Thank you a lot for the reply! We were a few times in Milan, adore your city.

Yes, I'll wait


----------



## bearded




----------



## Scholiast

saluete amici!

I am intrigued to know whether there is a Ukrainian proverb or motto which Miss Common_girl is trying to translate. My first instincts were to think of _fidere est posse_, but I would like to be on surer ground than so far I am.

Σ


----------



## Common_girl

Saluete Mister Scholiast,
Regarding faith we have the proverb meaning something like "God saves careful people". As I understand it's similar to your proverb "Better safe than sorry".
Thank you for answering!


----------



## Scholiast

Thank you, Miss.

I am a little mystified. "God saves careful people" seems quite remote from "Faith is power".

To enable me to help further, perhaps you could write this in its original form? I can read Cyrillic script, and know a bit of Russian, though not (so far) Ukrainian—but I can probably figure it out if you send in the original that you would like translated.

Σ


----------



## Common_girl

Sorry for confusing information, I woner about translation "Faith is power" (Вера это сила). And it is not the Ukrainian proverb, I meant that we have the proverb with the opposite meaning, I think I should not have written any information about proverbs, my fault


----------



## Scholiast

Dear Miss Common_girl

Yes I see that Вера это сила is, word for word, 'Faith is power'. In the circumstances, I can do no better than my previous suggestion (in # 5) of _fides est posse_.

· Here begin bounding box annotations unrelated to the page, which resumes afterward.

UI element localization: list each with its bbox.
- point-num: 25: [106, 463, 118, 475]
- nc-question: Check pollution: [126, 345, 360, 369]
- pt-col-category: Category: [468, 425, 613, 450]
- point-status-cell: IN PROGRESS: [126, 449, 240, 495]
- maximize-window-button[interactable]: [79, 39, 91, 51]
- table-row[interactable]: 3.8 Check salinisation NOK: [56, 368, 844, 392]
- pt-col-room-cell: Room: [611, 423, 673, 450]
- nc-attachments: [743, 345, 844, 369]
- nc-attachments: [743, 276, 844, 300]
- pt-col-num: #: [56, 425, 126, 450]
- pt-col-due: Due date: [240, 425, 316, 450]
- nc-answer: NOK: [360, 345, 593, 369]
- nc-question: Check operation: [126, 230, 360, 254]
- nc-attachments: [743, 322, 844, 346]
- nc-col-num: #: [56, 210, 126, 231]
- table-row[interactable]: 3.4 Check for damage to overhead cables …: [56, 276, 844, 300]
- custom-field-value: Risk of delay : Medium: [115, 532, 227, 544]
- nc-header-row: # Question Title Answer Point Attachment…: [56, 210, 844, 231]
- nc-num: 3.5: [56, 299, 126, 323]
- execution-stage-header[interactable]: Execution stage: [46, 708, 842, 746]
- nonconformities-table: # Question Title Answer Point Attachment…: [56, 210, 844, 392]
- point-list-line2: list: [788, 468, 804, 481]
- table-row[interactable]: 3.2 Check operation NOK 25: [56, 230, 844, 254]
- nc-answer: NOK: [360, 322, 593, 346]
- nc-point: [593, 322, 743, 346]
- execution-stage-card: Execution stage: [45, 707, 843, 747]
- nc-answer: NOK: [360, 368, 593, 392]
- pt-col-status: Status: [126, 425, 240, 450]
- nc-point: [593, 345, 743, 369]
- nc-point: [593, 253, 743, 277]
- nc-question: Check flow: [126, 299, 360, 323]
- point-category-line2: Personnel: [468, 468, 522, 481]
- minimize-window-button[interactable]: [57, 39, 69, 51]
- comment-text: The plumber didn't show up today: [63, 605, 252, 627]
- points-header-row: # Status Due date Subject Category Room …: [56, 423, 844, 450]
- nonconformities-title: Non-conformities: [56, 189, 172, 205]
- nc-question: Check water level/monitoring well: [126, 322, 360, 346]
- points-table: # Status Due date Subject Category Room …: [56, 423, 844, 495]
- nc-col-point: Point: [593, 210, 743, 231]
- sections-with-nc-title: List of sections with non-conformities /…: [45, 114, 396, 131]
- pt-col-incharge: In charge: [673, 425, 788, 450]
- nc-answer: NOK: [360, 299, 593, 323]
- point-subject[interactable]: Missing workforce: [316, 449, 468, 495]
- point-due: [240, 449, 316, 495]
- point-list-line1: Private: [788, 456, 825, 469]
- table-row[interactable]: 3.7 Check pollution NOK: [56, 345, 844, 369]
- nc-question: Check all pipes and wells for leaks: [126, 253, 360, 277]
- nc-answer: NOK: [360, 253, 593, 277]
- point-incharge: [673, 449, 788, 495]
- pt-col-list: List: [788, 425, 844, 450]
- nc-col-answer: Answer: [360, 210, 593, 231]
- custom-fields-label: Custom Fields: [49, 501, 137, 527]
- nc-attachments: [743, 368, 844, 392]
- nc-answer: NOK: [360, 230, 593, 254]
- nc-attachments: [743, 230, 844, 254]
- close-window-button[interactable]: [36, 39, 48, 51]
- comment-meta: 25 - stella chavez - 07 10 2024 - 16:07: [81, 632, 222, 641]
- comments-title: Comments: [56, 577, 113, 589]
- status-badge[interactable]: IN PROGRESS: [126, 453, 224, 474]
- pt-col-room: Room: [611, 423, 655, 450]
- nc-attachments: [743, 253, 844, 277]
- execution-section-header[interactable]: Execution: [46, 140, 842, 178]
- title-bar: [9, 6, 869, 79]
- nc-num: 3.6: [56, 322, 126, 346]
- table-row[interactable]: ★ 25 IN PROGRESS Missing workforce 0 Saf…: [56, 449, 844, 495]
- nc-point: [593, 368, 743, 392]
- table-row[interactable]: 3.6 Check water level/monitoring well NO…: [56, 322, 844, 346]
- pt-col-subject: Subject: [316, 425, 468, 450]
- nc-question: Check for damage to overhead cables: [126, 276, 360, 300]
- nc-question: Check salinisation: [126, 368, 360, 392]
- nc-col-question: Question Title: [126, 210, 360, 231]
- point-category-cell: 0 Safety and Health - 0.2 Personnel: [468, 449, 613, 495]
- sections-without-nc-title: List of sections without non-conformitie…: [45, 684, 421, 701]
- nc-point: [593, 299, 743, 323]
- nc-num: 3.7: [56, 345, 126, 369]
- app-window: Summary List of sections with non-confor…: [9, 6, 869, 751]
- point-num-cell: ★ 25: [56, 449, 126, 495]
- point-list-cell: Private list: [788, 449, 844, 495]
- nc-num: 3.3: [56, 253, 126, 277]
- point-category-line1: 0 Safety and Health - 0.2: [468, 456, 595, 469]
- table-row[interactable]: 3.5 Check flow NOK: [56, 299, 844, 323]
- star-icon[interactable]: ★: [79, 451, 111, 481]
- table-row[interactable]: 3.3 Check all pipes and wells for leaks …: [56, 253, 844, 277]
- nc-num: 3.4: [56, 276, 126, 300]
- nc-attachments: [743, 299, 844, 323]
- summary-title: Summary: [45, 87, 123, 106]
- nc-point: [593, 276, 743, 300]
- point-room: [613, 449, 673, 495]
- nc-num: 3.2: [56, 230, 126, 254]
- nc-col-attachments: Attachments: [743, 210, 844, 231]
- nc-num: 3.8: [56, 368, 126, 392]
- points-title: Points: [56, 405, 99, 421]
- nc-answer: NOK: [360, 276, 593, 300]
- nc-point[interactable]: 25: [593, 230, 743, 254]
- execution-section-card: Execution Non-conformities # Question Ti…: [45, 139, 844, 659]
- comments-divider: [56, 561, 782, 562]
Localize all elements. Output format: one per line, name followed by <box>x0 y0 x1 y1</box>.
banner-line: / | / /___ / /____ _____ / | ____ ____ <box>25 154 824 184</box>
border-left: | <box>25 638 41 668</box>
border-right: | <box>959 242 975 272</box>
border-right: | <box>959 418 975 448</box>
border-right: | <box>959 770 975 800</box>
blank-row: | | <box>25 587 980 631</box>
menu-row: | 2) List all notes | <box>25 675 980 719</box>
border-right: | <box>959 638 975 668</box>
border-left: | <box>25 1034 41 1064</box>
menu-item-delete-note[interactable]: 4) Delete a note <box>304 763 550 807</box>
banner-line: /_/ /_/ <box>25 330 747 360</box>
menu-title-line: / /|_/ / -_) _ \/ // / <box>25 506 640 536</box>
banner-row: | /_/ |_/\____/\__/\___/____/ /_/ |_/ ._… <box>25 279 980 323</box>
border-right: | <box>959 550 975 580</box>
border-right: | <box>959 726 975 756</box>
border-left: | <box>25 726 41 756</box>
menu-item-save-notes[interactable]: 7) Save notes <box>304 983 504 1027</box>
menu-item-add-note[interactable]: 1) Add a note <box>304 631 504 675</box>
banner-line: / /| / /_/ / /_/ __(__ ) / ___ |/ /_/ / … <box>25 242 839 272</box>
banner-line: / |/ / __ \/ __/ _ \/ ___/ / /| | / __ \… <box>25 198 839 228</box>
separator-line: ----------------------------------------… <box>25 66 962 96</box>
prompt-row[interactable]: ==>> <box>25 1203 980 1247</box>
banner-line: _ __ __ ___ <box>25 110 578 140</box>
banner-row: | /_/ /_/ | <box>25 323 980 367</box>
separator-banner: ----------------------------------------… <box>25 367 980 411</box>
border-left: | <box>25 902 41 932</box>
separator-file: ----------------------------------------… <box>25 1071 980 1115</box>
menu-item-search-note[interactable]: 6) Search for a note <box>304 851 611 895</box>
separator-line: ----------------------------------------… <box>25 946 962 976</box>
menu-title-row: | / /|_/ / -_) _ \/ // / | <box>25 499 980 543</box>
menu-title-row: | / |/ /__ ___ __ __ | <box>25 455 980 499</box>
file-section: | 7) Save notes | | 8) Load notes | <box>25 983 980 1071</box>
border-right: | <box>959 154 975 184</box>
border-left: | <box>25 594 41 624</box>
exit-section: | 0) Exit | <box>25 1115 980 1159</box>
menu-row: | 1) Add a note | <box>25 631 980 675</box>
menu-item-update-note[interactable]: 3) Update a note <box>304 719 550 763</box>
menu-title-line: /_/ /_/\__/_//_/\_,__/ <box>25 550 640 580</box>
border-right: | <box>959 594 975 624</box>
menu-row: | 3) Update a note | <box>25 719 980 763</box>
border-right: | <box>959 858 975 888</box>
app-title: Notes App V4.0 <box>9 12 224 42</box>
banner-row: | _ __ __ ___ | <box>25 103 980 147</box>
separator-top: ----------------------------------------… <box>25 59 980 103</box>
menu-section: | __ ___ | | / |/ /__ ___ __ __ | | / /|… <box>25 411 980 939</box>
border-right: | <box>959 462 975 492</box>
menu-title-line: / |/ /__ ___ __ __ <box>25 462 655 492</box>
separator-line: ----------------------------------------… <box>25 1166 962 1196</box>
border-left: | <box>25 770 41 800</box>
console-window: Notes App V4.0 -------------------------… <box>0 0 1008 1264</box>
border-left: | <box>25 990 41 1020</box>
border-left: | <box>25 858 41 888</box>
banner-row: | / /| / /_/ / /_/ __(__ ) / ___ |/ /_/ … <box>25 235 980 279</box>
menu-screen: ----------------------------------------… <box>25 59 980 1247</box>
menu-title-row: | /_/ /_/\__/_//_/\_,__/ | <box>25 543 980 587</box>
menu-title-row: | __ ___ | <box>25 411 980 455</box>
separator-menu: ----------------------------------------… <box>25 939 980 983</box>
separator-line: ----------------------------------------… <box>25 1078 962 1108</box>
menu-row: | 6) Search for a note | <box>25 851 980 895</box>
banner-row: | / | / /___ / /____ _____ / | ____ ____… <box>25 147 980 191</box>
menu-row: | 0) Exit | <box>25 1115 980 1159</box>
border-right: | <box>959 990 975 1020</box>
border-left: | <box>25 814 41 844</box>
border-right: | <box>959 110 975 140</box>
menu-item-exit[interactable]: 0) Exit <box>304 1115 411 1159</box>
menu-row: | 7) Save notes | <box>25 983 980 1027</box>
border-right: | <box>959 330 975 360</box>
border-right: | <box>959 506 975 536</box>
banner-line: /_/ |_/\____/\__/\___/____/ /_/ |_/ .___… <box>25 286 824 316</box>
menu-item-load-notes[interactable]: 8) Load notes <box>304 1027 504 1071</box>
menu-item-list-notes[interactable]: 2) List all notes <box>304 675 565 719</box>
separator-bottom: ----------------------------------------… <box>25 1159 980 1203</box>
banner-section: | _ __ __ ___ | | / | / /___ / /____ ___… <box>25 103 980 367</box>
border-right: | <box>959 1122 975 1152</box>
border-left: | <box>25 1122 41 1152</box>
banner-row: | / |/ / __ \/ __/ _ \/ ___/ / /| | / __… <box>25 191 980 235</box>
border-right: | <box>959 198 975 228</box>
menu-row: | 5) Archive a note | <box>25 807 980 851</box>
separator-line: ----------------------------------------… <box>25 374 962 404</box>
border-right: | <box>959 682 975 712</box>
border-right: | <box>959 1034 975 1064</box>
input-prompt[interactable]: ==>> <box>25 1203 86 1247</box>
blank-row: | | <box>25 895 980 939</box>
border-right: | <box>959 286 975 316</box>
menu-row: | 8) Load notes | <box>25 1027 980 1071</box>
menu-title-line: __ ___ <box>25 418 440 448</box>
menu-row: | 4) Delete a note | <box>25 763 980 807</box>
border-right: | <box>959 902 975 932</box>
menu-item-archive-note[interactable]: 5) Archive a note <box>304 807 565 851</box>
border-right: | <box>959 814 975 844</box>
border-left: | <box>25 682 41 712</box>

But our friend bearded from Italy (in # 2 here) is inclined to underrate his scholarship and skills, so you may wish to run with his proposal instead. I would welcome of course his opinion.

Σ


----------



## bearded

Scholiast said:


> But our friend bearded from Italy (in # 2 here) is inclined to underrate his scholarship and skills,


That's very kind of you!
Since you are asking, I'd go for  either 
_fidere (_not fides, #9)_ est posse
_or
_fides potestas est _
at questioner's choice. I think that both formulations work.
Your suggestion with the two infinitives is more classical in style (nothing different could be expected!), my proposal is more modest and literal.


----------



## Scholiast

Dear Miss Common_girl, dear bearded

_Das stimmt_! _fidere est posse_, to me works.

Thanks all round, I think we have got there.

Σ


----------



## bearded

Scholiast said:


> _fidere est posse_, to me works.


----------



## Common_girl

Dear Mister Bearded and Mister Scholiast,

Thank you so much for your attention and your knowledge! 
Now I think I have the right answer


----------